Gulf News
Gordon Robison
- Following the death of Supreme Court judge Scalia, Obama now faces a choice: He can either nominate a liberal or can look for a consensus candidate
The death last Saturday of justice Antonin Scalia of the United States Supreme Court has set in motion a political battle that seems certain to reshape this year’s American presidential election campaign. So while this may feel like (and in some ways is) the most domestic of issues, it is worth a reader’s attention even half a world away in the Gulf.
Within, literally, minutes of the announcement that Scalia had passed away, senior Republicans issued statements warning that it would be inappropriate for President Barack Obama to appoint a replacement since he is nearing the end of his presidency. Majority leader Mitch McConnell declared that the Senate would refuse to consider any name sent to it by the president. A few hours later, Obama, to no one’s surprise, announced that he has no intention of leaving a Supreme Court seat vacant for a year.
“I plan to fulfil my constitutional responsibilities to nominate a successor in due time,” he said, adding “there will be plenty of time for me to do so and for the Senate to fulfil its responsibility to give that person a fair hearing and a timely vote”.
Thus began a fight that may make Washington’s current level of bitter partisan polarisation look tame. The Supreme Court is one of the most powerful institutions in America. Its nine justices serve for life, so vacancies are rare. Prior to Scalia’s death, it consisted of four reliable liberals, four reliable conservatives and one justice (Anthony Kennedy), who is often described as a ‘swing’ vote, but tends to lean to the right. Scalia’s death represents the first opportunity in 25 years for liberals to replace a conservative justice with one of their own (Obama’s two previous appointments involved replacing liberals with other liberals — so they did not alter the court’s overall ideological make-up). Thus pretty much every Republican in the US is appalled by the idea that Obama might be able to move the court to the left and to do it. Moreover, by filling the seat of a man who was arguably the most conservative justice to sit on the court in modern history.

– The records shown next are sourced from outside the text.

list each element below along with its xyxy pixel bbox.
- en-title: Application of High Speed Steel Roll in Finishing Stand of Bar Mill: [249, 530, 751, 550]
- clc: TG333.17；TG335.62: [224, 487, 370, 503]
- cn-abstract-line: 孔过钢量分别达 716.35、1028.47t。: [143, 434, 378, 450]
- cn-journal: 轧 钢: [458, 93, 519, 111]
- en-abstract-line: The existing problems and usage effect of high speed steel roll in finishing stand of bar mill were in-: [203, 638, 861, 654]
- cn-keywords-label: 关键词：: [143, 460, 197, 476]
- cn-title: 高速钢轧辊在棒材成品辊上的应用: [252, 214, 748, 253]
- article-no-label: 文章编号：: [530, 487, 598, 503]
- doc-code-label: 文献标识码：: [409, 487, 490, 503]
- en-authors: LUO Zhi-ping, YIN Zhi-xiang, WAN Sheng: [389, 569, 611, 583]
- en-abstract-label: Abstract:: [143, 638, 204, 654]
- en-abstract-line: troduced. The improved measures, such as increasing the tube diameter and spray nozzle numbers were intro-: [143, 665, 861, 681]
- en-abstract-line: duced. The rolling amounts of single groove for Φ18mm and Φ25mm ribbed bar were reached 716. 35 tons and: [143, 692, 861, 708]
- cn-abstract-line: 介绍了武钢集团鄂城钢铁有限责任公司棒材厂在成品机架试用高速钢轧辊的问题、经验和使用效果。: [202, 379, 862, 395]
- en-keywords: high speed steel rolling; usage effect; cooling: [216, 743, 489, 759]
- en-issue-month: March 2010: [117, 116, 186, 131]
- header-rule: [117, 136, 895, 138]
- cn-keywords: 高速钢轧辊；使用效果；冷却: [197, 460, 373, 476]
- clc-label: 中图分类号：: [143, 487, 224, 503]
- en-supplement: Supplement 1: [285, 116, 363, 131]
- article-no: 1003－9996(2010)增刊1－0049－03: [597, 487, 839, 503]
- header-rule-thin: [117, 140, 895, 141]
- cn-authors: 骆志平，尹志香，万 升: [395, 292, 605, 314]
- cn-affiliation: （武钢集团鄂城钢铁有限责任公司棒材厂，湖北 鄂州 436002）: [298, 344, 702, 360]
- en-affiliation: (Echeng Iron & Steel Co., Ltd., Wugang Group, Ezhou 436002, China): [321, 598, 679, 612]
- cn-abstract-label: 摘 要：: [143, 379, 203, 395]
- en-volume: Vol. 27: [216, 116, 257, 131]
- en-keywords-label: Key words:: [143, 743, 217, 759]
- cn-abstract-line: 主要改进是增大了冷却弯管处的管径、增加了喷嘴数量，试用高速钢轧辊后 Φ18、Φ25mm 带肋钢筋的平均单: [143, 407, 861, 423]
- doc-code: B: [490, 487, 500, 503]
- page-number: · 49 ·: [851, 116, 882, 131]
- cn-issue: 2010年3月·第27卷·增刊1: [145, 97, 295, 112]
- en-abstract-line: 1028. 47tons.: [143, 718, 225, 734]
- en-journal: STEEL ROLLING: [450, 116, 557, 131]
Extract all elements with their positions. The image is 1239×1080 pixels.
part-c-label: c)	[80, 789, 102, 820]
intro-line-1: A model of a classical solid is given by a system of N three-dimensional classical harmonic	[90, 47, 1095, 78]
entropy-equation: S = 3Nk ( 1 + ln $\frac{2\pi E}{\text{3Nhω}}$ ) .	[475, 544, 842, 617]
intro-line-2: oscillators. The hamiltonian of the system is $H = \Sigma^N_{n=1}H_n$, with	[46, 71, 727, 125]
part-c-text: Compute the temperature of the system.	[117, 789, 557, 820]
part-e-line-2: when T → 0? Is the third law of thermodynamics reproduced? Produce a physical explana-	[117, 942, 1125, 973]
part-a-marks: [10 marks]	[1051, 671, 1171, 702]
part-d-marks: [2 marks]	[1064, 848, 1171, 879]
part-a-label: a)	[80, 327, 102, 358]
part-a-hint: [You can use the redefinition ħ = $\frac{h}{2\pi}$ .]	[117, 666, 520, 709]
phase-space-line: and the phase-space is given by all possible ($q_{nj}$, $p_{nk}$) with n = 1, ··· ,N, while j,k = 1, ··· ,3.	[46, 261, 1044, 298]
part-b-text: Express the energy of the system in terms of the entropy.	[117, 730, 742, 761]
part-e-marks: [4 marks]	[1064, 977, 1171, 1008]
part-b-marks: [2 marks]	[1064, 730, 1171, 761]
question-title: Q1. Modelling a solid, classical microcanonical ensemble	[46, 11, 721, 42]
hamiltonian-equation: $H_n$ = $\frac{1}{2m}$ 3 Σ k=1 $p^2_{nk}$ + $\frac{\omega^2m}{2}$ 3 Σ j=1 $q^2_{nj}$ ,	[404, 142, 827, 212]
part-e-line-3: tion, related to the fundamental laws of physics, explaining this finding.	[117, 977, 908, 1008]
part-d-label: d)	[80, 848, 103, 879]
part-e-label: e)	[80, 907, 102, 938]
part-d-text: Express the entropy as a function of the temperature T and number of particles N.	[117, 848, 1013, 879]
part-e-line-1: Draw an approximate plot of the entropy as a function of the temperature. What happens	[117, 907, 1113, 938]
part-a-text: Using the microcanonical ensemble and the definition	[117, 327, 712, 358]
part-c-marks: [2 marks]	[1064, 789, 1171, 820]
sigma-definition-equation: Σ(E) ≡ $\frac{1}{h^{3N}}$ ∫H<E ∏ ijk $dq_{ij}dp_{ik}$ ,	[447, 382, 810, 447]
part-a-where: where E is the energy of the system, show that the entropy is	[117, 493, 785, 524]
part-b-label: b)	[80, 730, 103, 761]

The Republican claim that there is a “tradition” of presidents not making Supreme Court appointments in the waning months of their presidencies is nonsense. The last time a justice was confirmed in the heat of a presidential campaign was in 1916, but that is mainly because there have been virtually no election-year vacancies over the last century. In any case, Obama is not seeing out his final weeks in the White House. His term has nearly a year to run. So putting the disingenuous posturing aside, this is all about politics. Supreme Court appointments are one of the most powerful tools any American president has to shape the country long after leaving office. Obama wants to use that tool. The Republicans, in this as in virtually everything else, want to stop him from doing that. The GOP’s Senate majority gives them the ability to block any nominee, provided the senators stick together. Their hope is to keep the seat vacant, win November’s election and replace Scalia with another conservative.
Obama now faces a choice. He can nominate a liberal who he knows can’t win confirmation, but whose cause may help motivate the Democratic Party’s base in November (albeit at the price of motivating his Republican opponents as well). Or he can look for the sort of consensus candidate who could normally be expected to win confirmation easily, hoping that GOP opposition to such a nominee will make him look reasonable and lead voters to blame the Republicans for being obstructionist.
The result may not be the constitutional crisis that some commentators are now predicting (the court can operate with only eight members), but it is sure to turn the election into a referendum on the court. By Sunday morning — less than 24 hours after the news broke — activists and presidential candidates in both parties were pushing rhetoric to fever-pitch levels. The language on both sides is already unusually bitter and there is the real possibility that what little legislative activity there is in the Senate will simply grind to a halt for the remainder of the year. That, in turn, could have tremendous consequences for everything — from trade deals like the Trans-Pacific Partnership to efforts to build an effective anti-Daesh (the self-proclaimed Islamic State of Iraq and the Levant) coalition to funding of the military. None of these issues can be resolved if the government effectively shuts down over the court nomination — and with each passing month, it will become more likely that they won’t be seriously discussed. That is a prospect from which all Americans ought to recoil — even as it seems increasingly likely to be their lot.